A czy nie czuje dyskomfortu widząc, że starsi koledzy siedzą na ławce, a on, młokos, gra?
- Trochę tak. Nie wiem sam, jak reagują na to starsi piłkarze. Na pewno nie ma z ich strony przejawów niezadowolenia. Nie obrażają się na nikogo. Wręcz przeciwnie - bardziej pomagają - wyjaśnia Nalepa.
O swoich niedostatkach w grze mówi równie chętnie.
Młodzieńcza fantazja, szaleństwo, trochę wariacji
- Powinienem oduczyć się robienia głupich błędów, dłużej utrzymać się przy piłce, dokładniej i celniej podawać. Poprawić mógłbym również strzał z dystansu i sposób wykonywania stałych fragmentów gry. Muszę trzymać nerwy na wodzy. Wiem, że są tacy, co mają więcej kartek ode mnie, ale ja już dostałem ich tyle [sześć], że powinienem nad tym popracować. Ale na mojej pozycji jest to nieuniknione. Owszem na początku ponosiła mnie młodzieńcza fantazja, było w tym trochę szaleństwa, wariacji, ale myślę, że będzie coraz lepiej - tłumaczy 19-letni piłkarz żółto-niebieskich.

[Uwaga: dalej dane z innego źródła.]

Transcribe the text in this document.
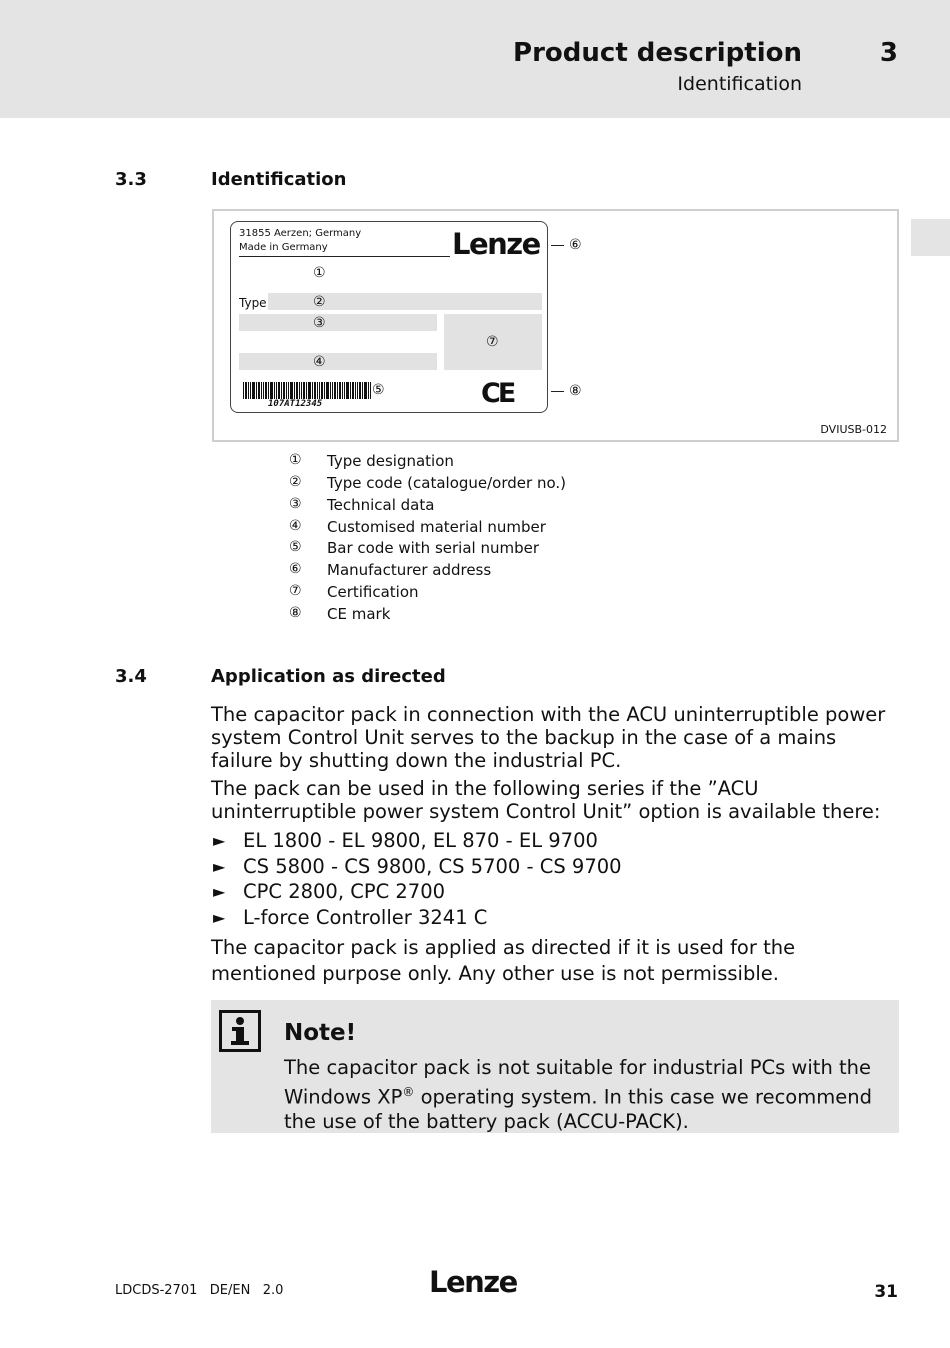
Product description	3
Identification
3.3	Identification
31855 Aerzen; Germany
Made in Germany	Lenze
①
Type	②
③
⑦
④
⑤
107AT12345	CE
⑥
⑧
DVIUSB-012
① Type designation
② Type code (catalogue/order no.)
③ Technical data
④ Customised material number
⑤ Bar code with serial number
⑥ Manufacturer address
⑦ Certification
⑧ CE mark
3.4	Application as directed

The capacitor pack in connection with the ACU uninterruptible power system Control Unit serves to the backup in the case of a mains failure by shutting down the industrial PC.

The pack can be used in the following series if the ”ACU uninterruptible power system Control Unit” option is available there:

► EL 1800 - EL 9800, EL 870 - EL 9700
► CS 5800 - CS 9800, CS 5700 - CS 9700
► CPC 2800, CPC 2700
► L-force Controller 3241 C

The capacitor pack is applied as directed if it is used for the mentioned purpose only. Any other use is not permissible.

Note!

The capacitor pack is not suitable for industrial PCs with the Windows XP® operating system. In this case we recommend the use of the battery pack (ACCU-PACK).

LDCDS-2701   DE/EN   2.0	Lenze	31
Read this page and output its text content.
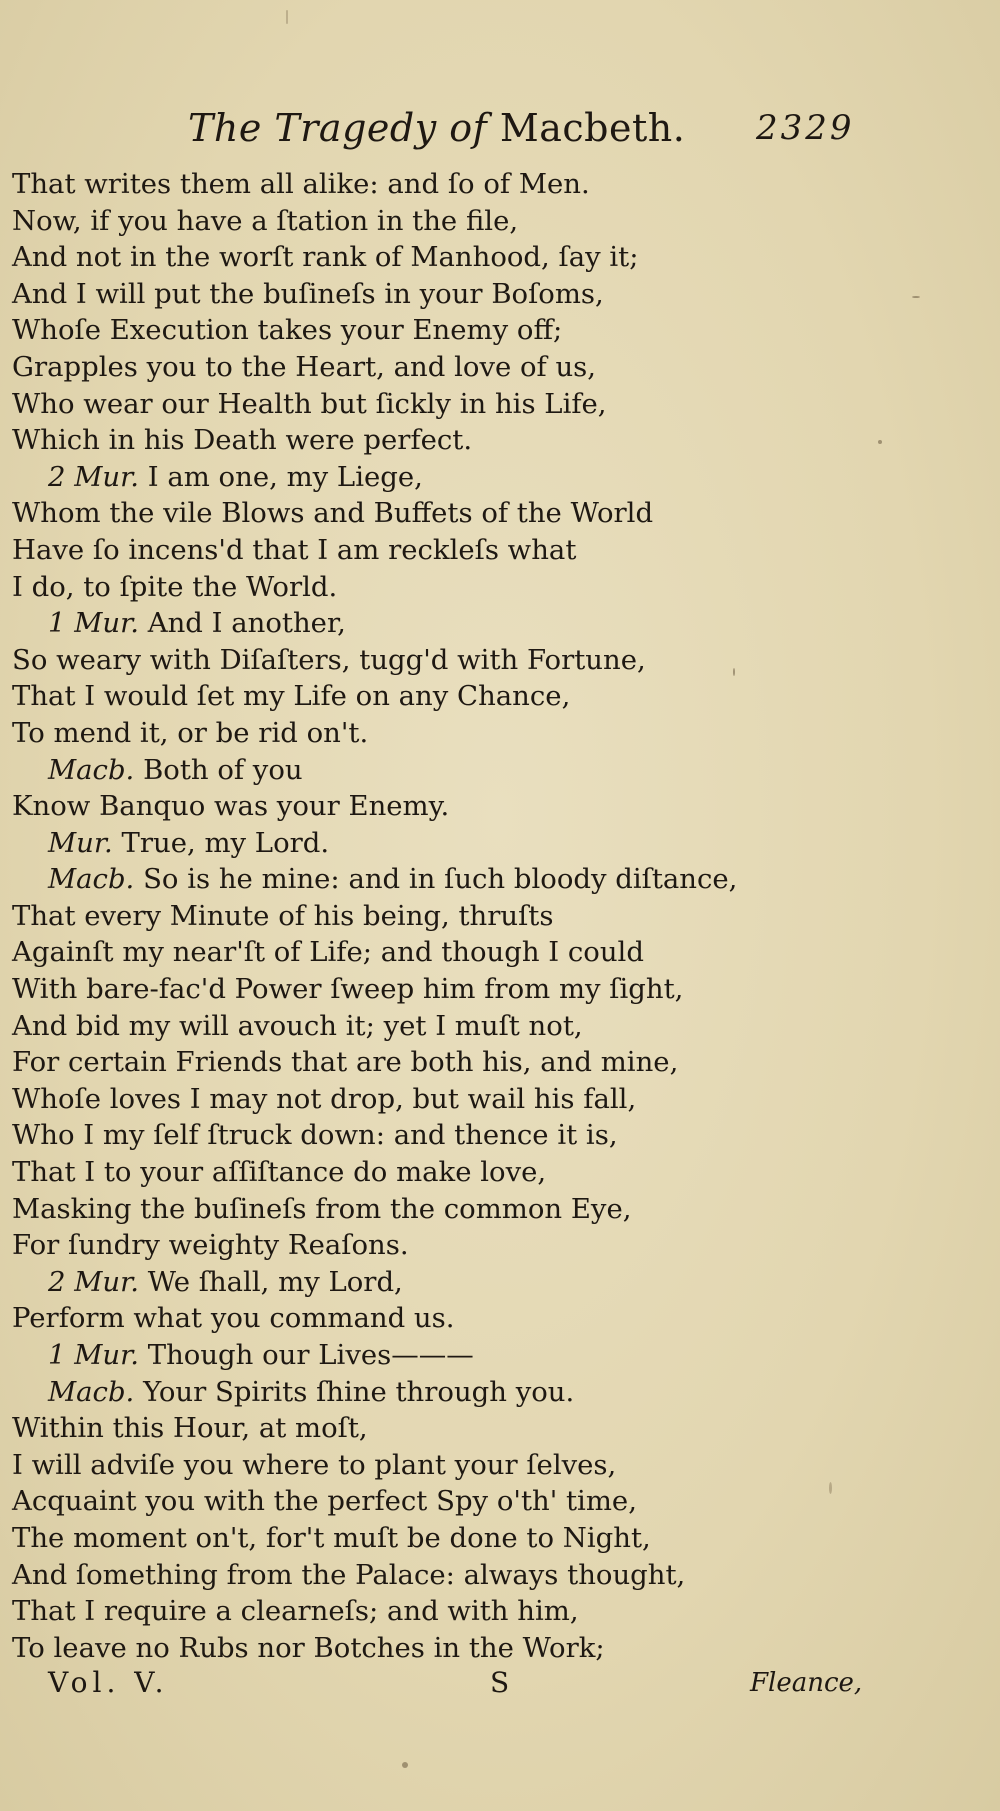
The Tragedy of Macbeth. 2329
That writes them all alike: and ſo of Men.
Now, if you have a ſtation in the file,
And not in the worſt rank of Manhood, ſay it;
And I will put the buſineſs in your Boſoms,
Whoſe Execution takes your Enemy off;
Grapples you to the Heart, and love of us,
Who wear our Health but ſickly in his Life,
Which in his Death were perfect.
2 Mur. I am one, my Liege,
Whom the vile Blows and Buffets of the World
Have ſo incens'd that I am reckleſs what
I do, to ſpite the World.
1 Mur. And I another,
So weary with Diſaſters, tugg'd with Fortune,
That I would ſet my Life on any Chance,
To mend it, or be rid on't.
Macb. Both of you
Know Banquo was your Enemy.
Mur. True, my Lord.
Macb. So is he mine: and in ſuch bloody diſtance,
That every Minute of his being, thruſts
Againſt my near'ſt of Life; and though I could
With bare-fac'd Power ſweep him from my ſight,
And bid my will avouch it; yet I muſt not,
For certain Friends that are both his, and mine,
Whoſe loves I may not drop, but wail his fall,
Who I my ſelf ſtruck down: and thence it is,
That I to your aſſiſtance do make love,
Masking the buſineſs from the common Eye,
For ſundry weighty Reaſons.
2 Mur. We ſhall, my Lord,
Perform what you command us.
1 Mur. Though our Lives———
Macb. Your Spirits ſhine through you.
Within this Hour, at moſt,
I will adviſe you where to plant your ſelves,
Acquaint you with the perfect Spy o'th' time,
The moment on't, for't muſt be done to Night,
And ſomething from the Palace: always thought,
That I require a clearneſs; and with him,
To leave no Rubs nor Botches in the Work;
Vol. V.	S	Fleance,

Nalepa coraz częściej bywa porównywany do innego talentu z Arki - Szwocha. Szwoch przed tym sezonem odszedł do Legii Warszawa. Jednak takie stawianie sprawy jest sporym uproszczeniem, choćby ze względu na fakt, że to zawodnicy o innej technice i zgoła odmiennych zadaniach na boisku.
- Wiem, że niektórzy nas porównują. Jednak według mnie gramy inaczej. Mateusz to inny typ zawodnika. Jest bardziej ofensywny. Ja gram nieco niżej. Może bardziej jak Grzegorz Krychowiak - śmieje się Nalepa.
- Co by nie mówić, życzę Mateuszowi wszystkiego najlepszego, bo to bardzo dobry zawodnik. Uważam, że nie można przy naszych nazwiskach stawiać znaku równości.